Excluding shelter, headline and core inflation were only 1.8% and 1.7% y/y respectively. Bearing in mind that shelter cost represents a much large portion of the Consumer Price Index (CPI) than of the Personal Consumption Expenditure Price Deflator (PCED) - which happens to be the one gauge that Fed is enamoured of - the likelihood that the July PCED will fall below the June

2.5% y/y increase, when it will be reported on August 30, is very high, putting price rises within the Fed’s official target range (1% point either side of 2%).

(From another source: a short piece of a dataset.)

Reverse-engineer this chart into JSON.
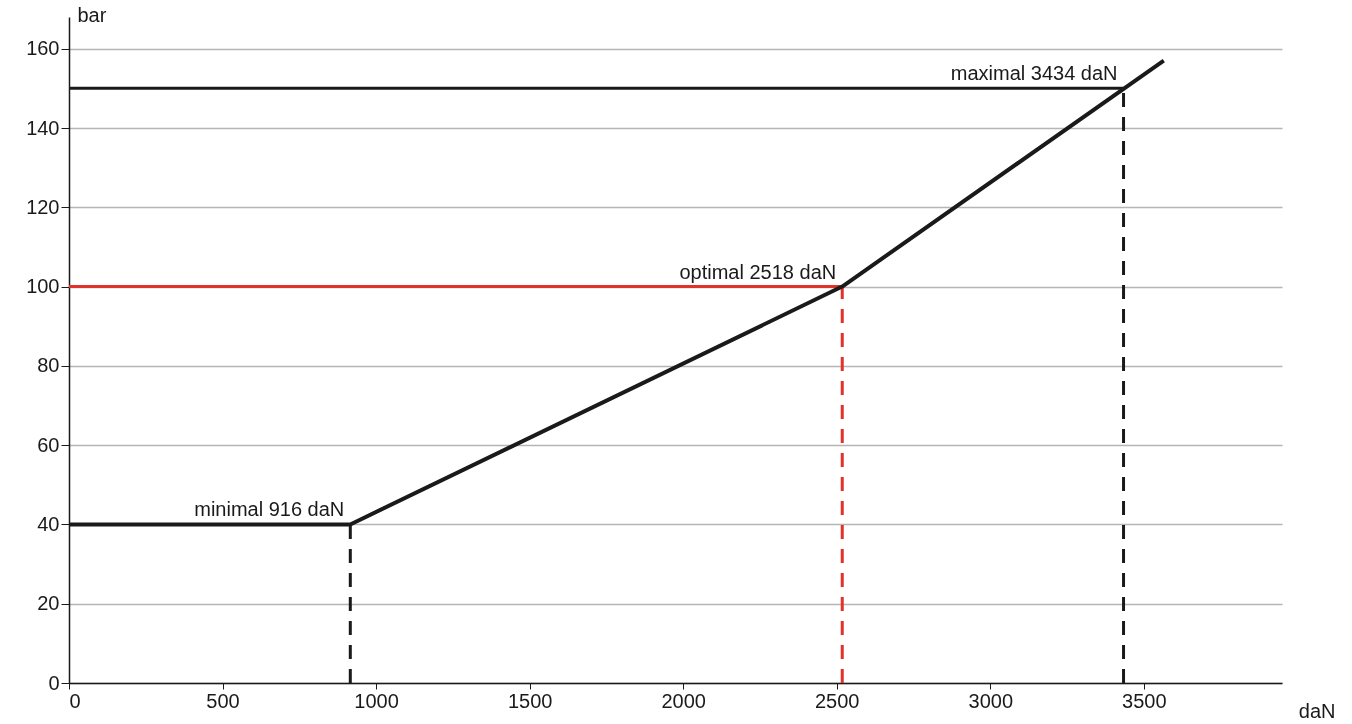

It’s not guaranteed, but is likely, since retailers are not only resisting raising prices, they are lowering them.

What is particularly encouraging about all this is that the process to lower inflation was not particularly alarming even though the shape of the yield curve and real cost of money made recession fears look rational. Indeed, most business and earnings prints have put those worries in practice on the back burner. As a matter of fact, the New York and Atlanta NowCasting economic models are not only tracking 1.8% to 2.4% economic growth for Q3, but contrary to other periods of economic expansion, this one has been accompanied by immaculate disinflation due to an unexpected surge in productivity. As a result, inflation has become a non-irritating issue, and the economy has once again turned into a normalising pattern.

This is a major breakthrough, explaining why consumer sentiment has risen lately. Little wonder why the stock market has been so resilient. In the week ended August 16, the S&P 500 closed at 5554, up 3.7%, registering the best week of 2024 and returning the VIX to where it was.

Nonetheless, while the latest data makes it clear that the economy is relatively healthy, the Fed is unlikely to veer off-course simply because it is now within the Fed’s target zone. Indeed, it may appear irrational, but the new focus will be on whether the risk of recession is rising. Several investment banks and reputable research organisations have recently raised this probability, even though the economic prints are hardly alarming. However, they are aware, as is the Fed, that a path of this nature is not permanently linear, particularly in a volatile and fragile world. According to a new indicator* that combines the unemployment rate with the vacancy rate, the number of unfilled positions relative to total jobs, both filled and still open, which is said to be more accurate than the Sahm rule in predicting recession, claims there is a 40 % chance that we are about to enter one. In this connection, a growing number of monetary officials who wish to maintain the soft landing believe that the Fed can ill afford to be too late with a rate cut, which just about everyone agrees that one is coming in September. In this regard, the CME FedWatch tool predicts that this rate cut is in the bag.

*Credit is given to economist Pascal Michaillat (U of C Santa Cruz) and Emmanuel Saez (U of C Berkeley) for introducing the new rule.